Quem
já criou filhos, com a preocupação devotada para o bem-estar, sabe
que fazê-los gostar de salada ao invés do pastel frito é uma
tarefa árdua. Principalmente quando os pais têm costumes
alimentares nada saudáveis e que em nada contribuem como exemplo
para os pequenos. Neste ponto, o dilema será entre a mudança de
vida, ou a velha imposição do “faça o que eu digo, mas não faça
o que eu faço”. A hipocrisia é o caminho fácil desde que bem
escamoteada nas profundezas da intimidade familiar, mas com tanta
exposição do que se faz hoje na vida pouco sobra para ficar no
subterrâneo. Essa corda bamba que muitos se equilibram entre o
público e o privado, do que deve ser visto e o que restará
escondido, esbarra na necessidade de sermos reconhecidos, admirados,
“curtidos” e aceitos.
Um
mundo tão interconectado como o que vivemos, principalmente com
tantas ferramentas de mídia à disposição como facebook, youtube,
whatsapp, instragram, twitter e, mais recentemente, tik tok (dentro
outros semelhantes) favoreceu a comunicação de personalidades com o
seu público, ao mesmo tempo que proporcionou o surgimento de
inúmeras celebridades instantâneas.
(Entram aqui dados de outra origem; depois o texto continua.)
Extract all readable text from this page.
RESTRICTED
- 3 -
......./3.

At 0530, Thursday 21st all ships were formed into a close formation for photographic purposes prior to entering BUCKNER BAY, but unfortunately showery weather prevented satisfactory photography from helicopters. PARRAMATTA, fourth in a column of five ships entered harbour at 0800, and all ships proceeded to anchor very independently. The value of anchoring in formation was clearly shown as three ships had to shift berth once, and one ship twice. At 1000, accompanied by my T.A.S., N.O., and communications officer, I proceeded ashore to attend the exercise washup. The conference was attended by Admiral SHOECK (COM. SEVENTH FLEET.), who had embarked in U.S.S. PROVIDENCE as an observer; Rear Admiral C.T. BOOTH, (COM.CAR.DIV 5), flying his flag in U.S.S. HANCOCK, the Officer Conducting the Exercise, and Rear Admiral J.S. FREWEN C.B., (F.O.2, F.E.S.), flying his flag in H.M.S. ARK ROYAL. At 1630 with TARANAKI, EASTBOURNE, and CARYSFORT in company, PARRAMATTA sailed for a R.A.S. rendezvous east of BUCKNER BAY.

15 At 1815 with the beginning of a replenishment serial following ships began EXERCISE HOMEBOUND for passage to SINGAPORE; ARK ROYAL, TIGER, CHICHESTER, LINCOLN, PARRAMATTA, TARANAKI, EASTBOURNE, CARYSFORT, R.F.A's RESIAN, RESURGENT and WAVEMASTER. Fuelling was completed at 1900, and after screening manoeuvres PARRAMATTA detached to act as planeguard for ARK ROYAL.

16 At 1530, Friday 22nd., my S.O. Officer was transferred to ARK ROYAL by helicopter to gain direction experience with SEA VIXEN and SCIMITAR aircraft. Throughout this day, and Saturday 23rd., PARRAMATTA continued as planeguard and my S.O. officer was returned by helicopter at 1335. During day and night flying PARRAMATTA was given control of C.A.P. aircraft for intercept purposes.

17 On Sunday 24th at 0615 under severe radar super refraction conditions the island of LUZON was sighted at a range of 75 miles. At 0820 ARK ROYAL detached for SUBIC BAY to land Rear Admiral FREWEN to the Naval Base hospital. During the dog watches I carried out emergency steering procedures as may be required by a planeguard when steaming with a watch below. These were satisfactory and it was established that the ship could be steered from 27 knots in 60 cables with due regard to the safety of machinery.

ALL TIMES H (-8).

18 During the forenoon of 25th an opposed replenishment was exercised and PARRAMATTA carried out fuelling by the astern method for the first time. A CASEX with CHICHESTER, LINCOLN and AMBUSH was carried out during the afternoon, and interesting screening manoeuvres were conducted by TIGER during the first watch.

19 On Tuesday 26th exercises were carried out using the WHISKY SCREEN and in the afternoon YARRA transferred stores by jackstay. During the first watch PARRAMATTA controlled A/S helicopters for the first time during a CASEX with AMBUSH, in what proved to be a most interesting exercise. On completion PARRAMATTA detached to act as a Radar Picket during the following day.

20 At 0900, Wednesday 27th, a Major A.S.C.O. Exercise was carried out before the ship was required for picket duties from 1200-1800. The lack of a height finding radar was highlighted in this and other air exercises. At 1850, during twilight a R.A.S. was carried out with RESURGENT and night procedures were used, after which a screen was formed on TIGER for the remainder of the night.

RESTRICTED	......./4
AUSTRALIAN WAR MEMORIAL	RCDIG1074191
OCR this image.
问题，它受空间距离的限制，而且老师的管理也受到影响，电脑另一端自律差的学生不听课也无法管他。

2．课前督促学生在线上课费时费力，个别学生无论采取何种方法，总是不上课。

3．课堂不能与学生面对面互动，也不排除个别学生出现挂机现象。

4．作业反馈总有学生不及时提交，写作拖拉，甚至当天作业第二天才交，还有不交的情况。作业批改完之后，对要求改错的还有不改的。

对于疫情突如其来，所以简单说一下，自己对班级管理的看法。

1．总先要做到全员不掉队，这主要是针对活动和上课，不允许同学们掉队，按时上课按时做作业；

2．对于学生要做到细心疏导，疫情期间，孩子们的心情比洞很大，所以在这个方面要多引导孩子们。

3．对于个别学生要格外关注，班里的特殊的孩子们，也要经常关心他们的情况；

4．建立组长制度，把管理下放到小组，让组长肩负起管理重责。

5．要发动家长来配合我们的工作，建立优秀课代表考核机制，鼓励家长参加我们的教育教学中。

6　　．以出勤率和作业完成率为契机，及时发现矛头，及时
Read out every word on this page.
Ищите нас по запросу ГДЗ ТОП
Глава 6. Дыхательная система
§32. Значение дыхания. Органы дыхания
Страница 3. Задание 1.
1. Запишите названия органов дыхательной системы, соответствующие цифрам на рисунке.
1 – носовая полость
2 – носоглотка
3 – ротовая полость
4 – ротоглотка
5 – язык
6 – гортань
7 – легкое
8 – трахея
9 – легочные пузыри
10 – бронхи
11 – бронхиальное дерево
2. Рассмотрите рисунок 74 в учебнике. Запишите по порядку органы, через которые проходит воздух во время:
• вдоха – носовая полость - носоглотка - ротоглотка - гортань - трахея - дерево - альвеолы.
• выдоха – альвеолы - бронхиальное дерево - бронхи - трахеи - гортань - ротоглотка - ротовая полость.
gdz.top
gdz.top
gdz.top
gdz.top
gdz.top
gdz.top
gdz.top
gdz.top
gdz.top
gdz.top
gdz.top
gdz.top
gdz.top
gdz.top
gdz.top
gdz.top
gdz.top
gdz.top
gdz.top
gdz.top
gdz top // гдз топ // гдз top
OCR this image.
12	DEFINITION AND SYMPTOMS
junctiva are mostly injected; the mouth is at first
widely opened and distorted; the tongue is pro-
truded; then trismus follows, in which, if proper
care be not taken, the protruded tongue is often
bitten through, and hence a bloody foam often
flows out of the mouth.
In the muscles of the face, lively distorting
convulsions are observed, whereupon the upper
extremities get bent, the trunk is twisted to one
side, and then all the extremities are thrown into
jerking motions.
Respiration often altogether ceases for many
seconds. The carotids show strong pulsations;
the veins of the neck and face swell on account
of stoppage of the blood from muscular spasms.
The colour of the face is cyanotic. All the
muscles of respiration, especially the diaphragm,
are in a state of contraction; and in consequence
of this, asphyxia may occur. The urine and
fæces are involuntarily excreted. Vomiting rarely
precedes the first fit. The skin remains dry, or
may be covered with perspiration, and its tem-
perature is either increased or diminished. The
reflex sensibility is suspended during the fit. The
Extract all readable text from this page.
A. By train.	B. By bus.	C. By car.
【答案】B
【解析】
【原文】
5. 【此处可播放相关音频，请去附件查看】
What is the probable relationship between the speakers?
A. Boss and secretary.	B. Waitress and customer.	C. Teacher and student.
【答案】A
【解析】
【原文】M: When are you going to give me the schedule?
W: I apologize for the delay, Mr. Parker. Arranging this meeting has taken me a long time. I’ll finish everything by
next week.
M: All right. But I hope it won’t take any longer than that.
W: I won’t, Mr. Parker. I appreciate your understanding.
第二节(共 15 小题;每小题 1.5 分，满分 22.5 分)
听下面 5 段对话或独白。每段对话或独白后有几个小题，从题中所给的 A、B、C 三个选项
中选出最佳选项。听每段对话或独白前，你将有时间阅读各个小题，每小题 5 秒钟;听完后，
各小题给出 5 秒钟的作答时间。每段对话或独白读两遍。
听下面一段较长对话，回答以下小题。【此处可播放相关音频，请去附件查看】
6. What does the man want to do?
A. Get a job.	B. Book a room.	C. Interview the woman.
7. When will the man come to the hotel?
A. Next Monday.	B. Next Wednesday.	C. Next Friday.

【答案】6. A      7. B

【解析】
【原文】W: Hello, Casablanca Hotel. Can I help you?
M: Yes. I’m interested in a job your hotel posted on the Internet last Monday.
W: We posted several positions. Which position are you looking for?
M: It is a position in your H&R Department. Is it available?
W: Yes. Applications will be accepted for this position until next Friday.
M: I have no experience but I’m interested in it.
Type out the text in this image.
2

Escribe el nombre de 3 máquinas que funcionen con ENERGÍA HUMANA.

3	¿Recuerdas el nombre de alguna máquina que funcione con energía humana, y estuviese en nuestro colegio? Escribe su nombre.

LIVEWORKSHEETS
Artistas de TV, cantores,
esportistas, músicos, poetas, atores, jornalistas, todos que se
consagraram na mídia tradicional de jornais, revistas, rádio e
televisão, agora dividem espaço no mundo da internet e do
smartphone com gente até
então desconhecida. No entanto, do mesmo limbo que alguns
emergem, outros famosos podem ser ali lançados a depender de como se
comunicam, ou de qual fato exposto de sua vida particular vaza para o
grande público.
Recentemente
um “famoso” DJ, autor de inúmeros hits dos
quais desconheço todos (não sou referência nessa área), foi do
auge a sarjeta quando vídeos abomináveis de espancamentos
praticados contra sua mulher foram viralizados nas
novas mídias e repercutiram
nas tradicionais. Pessoas
ignorantes a “arte” de Iverson de Souza Araújo, ou DJ Ivis
(alcunha que adotou), foram quase que obrigadas a buscar informação
sobre qual tipo de celebridade estava-se
falando. Se no passado
recente a janela do mundo era estática
na tela da TV, hoje caminha
conosco na palma de nossas mãos. É bem verdade que essas novas
mídias criaram bolhas, ou em um termo mais afeito a tecnologia,
criaram clusters de
indivíduos conectados por
interesses e administrados por algorítimos que os alimentam somente
daquilo que gostam
de consumir. É como se as
crianças, apesar das informações de alimentos saudáveis
circularem, na mesa de suas
casas
somente sejam servidas
frituras, doces e refrigerantes, porque é isso que aprenderam a
desejar, não por uma escolha racional, mas porque é o que se impôs.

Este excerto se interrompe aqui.